Integration with Existing PH Therapies

Group 2 PH (Left Heart Disease)

• SGLT2 inhibitors are recommended in heart failure with preserved ejection fraction (HFpEF) to improve outcomes in the context of their modest BP-lowering properties 4
• In symptomatic HFrEF/HFmrEF, SGLT2 inhibitors are recommended alongside ACE inhibitors/ARBs/ARNi, beta-blockers, and MRAs 4
• Do not discontinue SGLT2 inhibitors solely because glucose-lowering efficacy has declined—the cardiorenal benefits are out of proportion to glycemic effects 7

Pulmonary Arterial Hypertension (Group 1)

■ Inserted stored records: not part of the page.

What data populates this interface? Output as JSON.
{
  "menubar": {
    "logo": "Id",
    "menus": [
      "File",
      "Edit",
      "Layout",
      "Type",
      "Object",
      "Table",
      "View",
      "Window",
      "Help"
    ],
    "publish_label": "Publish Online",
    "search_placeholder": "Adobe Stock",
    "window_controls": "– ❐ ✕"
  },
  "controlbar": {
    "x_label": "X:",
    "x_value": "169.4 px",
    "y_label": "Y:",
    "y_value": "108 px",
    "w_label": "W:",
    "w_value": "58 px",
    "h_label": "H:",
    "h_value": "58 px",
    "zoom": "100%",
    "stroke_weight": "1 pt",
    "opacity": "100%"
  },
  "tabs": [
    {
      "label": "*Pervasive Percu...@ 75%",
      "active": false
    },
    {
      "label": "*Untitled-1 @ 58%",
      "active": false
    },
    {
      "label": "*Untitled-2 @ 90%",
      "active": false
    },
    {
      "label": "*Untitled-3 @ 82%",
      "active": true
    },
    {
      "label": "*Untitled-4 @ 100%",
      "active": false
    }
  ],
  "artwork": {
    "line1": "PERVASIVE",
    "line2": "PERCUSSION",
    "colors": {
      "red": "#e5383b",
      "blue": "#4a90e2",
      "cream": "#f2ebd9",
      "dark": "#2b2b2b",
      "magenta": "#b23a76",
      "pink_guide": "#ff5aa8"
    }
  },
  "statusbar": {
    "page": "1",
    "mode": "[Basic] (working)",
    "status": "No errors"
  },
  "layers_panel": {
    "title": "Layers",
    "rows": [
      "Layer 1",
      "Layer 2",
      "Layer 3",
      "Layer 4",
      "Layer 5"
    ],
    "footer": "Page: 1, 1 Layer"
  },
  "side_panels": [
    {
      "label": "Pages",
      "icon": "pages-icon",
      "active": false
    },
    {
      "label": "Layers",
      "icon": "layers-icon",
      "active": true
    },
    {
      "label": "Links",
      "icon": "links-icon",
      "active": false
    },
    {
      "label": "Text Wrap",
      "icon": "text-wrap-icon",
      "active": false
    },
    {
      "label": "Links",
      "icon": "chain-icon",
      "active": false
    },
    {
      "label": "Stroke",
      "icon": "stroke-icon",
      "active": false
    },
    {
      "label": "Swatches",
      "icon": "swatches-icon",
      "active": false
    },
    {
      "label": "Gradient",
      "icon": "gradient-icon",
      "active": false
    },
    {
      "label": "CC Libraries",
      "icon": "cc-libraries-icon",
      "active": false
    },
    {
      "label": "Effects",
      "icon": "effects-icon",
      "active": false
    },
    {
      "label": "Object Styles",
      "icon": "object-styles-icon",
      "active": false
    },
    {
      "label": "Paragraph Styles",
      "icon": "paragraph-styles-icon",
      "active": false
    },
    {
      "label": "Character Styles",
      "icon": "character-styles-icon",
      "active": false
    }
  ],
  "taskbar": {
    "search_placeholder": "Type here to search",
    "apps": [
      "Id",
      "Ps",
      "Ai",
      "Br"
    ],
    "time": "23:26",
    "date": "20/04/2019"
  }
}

• While no specific guidelines exist for PAH, the experimental evidence showing reduced mortality and improved hemodynamics supports consideration as adjunctive therapy 2
• SGLT2 inhibitors should complement, not replace, PAH-specific therapies (endothelin receptor antagonists, phosphodiesterase-5 inhibitors, prostacyclins) 9

Common Pitfalls to Avoid

Discontinuation Errors

• Do not stop SGLT2 inhibitors when eGFR falls below 45 mL/min/1.73 m² thinking they are no longer effective—cardiorenal protection persists 7
• Do not continue SGLT2 inhibitors "for cardioprotection" during acute PH decompensation or pneumonia—the immediate ketoacidosis risk outweighs theoretical benefits 8

Monitoring Gaps

• Do not assume normal glucose excludes ketoacidosis in acutely ill patients on SGLT2 inhibitors—always check ketones 8
• Do not mistake the initial reversible eGFR dip (hemodynamic effect) as a reason to discontinue therapy 7

Infection Risk

• Counsel patients about increased risk of genital mycotic infections and rare urinary tract infections 6
• These are generally manageable and should not preclude use in appropriate candidates 6

Future Directions

The convergence of experimental data showing improved survival and pulmonary vascular remodeling 2, 3, combined with large-scale clinical database evidence of reduced mortality and hospitalizations 1, provides compelling rationale for randomized controlled trials specifically evaluating SGLT2 inhibitors in pulmonary hypertension populations 2, 9. Until such trials are completed, clinicians should strongly consider SGLT2 inhibitors in PH patients with concurrent indications (diabetes, heart failure, chronic kidney disease) and may reasonably extend use to other PH groups given the favorable safety profile and broad mechanistic benefits 1.